Linda Daniele and Angus Hohenboken
From: The Australian
October 14, 2008 12:00AM
EDDY Jeelany cast a lonely figure in the Harvey Norman electrical store at Sydney’s Moore Park shopping centre yesterday.
Surrounded by walls of plasma television screens relaying news flashes through the day, the audio-visual manager is constantly reminded of the world’s dire financial situation.
In-store financing has dropped significantly in Mr Jeelany’s and other Harvey Norman stores in recent months — a trend he attributes to customers’ overloaded credit cards and fear caused by reports of the crisis.
“Demand for financing is declining, people are in debt and they don’t want to put themselves in the worst-case scenario,” Mr Jeelany said.
“We used to do 30-35 per cent (in-house financing), now we are down to around 10 per cent. In the stores in the western suburbs it has dropped from 60 per cent down to around 30 per cent.”

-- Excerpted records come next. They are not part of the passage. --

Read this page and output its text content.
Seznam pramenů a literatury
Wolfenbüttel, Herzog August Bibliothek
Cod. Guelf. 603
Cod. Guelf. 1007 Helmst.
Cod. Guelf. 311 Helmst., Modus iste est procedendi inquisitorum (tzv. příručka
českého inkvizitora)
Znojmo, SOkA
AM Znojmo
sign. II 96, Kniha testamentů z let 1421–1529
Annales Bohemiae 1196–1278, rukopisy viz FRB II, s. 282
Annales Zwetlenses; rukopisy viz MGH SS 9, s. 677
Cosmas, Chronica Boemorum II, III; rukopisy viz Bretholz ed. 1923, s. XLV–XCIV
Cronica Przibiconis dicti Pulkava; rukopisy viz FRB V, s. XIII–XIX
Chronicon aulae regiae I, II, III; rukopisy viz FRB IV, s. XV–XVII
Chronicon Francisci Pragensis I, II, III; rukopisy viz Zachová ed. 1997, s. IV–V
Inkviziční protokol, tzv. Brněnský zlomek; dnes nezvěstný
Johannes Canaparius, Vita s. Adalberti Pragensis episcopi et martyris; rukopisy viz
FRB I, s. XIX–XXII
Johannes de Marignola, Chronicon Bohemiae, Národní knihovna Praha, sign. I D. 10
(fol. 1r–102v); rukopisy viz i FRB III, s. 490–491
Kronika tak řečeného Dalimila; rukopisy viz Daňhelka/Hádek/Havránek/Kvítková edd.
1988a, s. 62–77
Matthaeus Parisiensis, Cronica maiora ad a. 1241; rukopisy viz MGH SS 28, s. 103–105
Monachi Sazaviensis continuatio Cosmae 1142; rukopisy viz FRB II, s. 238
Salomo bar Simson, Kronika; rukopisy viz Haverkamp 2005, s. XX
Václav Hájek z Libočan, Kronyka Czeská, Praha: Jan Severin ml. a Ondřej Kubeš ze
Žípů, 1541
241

His store used to employ three finance contract writers on weekends, but now has only enough work for one.
ABS figures released yesterday showed Australians are cutting back on their borrowing in response to the economic crisis.
Personal finance contracted by 5.2 per cent, seasonally adjusted, in August, including a 7.4 per cent fall in credit-card debt.
Financial counsellors warned that consumers were struggling to pay off credit cards used for essential household expenses — with some clients racking up debt on up to 10 cards at once.
The president of the Financial Counsellors Association of NSW, Vicky Geraghty, said that as the dollar plummeted to its lowest level in four years, the pressure on credit card holders would only increase.
“The past few years we’ve seen greater reliance on credit for daily living expenses, far removed from the traditional luxury spending on plasma televisions and fancy electronic devices,” she said.
Jenny Reid, a financial counsellor in the Bankstown area, southwest of Sydney, one of the top six mortgage-stress zones in the country, said many people opted for “buy now, pay later” financing options on items they could not otherwise afford.
“I’ll be working on a budget with clients and they’ll say they can’t give up items that might normally be classed as luxuries. I’ve had clients say, ‘But I need pay-TV for the kids’,” Ms Reid said yesterday.
Just “browsing” in electrical retailer Bing Lee in Moore Park yesterday, Jason Wikman, 33, of Coogee, said he was focusing on buying necessities and paying off his mortgage.
“I don’t think there’s as much exuberance out there, especially coming up to Christmas,” the Australian Defence Force employee said.
Bing Lee sales assistant James Cristaudo encouraged shoppers to buy up now before the price of imported brands rose on the back of the weakened Australian dollar.
And he said it was harder to get customers approved for in-store financing because the banks had become more fussy with their approvals process.